None of his visions of beauty had ever engaged with him, had ever really looked
back, taken notice, realised he was there and smiled not just at him,
but to him and for him. She was there. She was there. It was
almost as if she were reaching out. He saw, for the first time, her arms,
stretching towards him, stretching forwards very much as his arms were now doing
as he tried to push the car. He knew that he wanted nothing except to be in
those arms.
Then
everything happened very quickly. He heard a scream from somewhere further
along the cliff-top and jumped up to follow it with his eyes and see what was
going on. As he did so, the car rolled with frightening rapidity backwards past
him and over the edge. No sooner had he turned to watch it, than the woman who
had been sketching was at his shoulder, hanging on to him and trembling with
shock.
"What
happened to her?" she said. "Where is she? Did she go over?"
"Who?"
he asked.
"The
woman who was helping you push the car - I thought I saw someone - "
"I
was quite alone. It must have been my raincoat flapping. Here. Come and sit
down. You seem to be more frightened by the whole thing than I am."
Which
was true. And in its way quite reasonable. For underneath it all, he was
someone who liked to understand. And now he understood. Not only that, but the
final sight of the face in the mirror, contorted with pain and horror at the
realisation that her own car was about to run her over, had been enough to cure
him of his infatuation. If cure is the right word. If the infatuation was
indeed a kind of illness. Those who share his perfectionist attitude to beauty
will readily comprehend how all those months of love were instantly wiped out.
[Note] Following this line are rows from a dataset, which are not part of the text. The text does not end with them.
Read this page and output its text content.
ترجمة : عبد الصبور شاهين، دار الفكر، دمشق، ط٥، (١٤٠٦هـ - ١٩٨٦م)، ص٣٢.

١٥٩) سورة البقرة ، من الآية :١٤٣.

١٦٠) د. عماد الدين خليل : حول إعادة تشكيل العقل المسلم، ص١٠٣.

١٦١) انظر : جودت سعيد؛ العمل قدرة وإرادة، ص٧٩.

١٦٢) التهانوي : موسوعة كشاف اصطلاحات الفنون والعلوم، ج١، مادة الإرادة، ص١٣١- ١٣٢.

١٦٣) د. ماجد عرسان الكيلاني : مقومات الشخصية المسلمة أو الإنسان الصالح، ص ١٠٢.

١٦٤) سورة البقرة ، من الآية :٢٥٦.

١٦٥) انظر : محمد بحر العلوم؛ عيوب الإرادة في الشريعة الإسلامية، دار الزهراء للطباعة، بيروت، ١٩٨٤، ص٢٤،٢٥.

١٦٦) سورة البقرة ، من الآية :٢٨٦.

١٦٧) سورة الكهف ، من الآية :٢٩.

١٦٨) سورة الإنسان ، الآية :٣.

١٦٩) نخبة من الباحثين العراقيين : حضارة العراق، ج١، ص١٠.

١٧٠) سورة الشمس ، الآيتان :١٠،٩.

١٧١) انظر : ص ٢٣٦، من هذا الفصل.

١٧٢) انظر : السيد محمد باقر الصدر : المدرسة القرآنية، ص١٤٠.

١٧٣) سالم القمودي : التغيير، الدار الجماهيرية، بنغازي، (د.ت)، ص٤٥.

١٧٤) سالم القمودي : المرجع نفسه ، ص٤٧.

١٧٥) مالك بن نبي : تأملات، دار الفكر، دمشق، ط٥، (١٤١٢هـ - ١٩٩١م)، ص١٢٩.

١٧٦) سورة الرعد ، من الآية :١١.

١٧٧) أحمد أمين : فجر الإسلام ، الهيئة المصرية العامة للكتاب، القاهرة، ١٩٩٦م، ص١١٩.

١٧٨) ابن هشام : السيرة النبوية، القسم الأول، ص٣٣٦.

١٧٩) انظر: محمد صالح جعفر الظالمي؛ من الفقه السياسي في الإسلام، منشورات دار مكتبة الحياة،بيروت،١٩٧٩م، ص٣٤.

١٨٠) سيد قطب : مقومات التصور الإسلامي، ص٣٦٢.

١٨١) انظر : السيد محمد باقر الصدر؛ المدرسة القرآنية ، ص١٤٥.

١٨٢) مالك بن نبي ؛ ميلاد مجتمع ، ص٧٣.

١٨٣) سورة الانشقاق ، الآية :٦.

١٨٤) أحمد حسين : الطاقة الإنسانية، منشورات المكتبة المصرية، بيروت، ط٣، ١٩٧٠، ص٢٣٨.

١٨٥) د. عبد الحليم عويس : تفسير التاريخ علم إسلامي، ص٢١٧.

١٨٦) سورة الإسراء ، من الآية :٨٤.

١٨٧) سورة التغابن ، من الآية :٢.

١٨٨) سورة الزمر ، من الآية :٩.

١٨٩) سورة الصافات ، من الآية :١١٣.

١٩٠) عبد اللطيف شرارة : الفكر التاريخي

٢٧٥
Those more romantically inclined might accuse him of being fickle.
The
answer to both groups has to lie in his marriage a year later to the woman who
was sketching on the cliff, and who had sense enough never to ask him why, when
he ought to have been in a state of numbed shock, he climbed briskly down to
the wreck of his car (there was a quite straightforward path, and the tide was
out) to retrieve (of all things) the mirror from the passenger's side. Nor,
although she made quite a bit of order out of his house, did she query the
mirror's presence among that rather eclectic group of "objects of
beauty" to which he clung so obstinately and which he defended so
tenaciously against the depredations of their three children, until, in the
course of a massive clear-out for re-decoration, he himself consigned it,
without urging and with much other lumber from which he could not consciously
bear to be parted, to the garage, where one of the cats, in pursuit of a
particularly large spider, knocked it down and smashed it, but remained, so far
as one could tell, totally unaware of and unaffected by the seven years of
misfortune which its action should have entailed.
10th
October 9.30 p.m. to 11th October 12.45 a.m.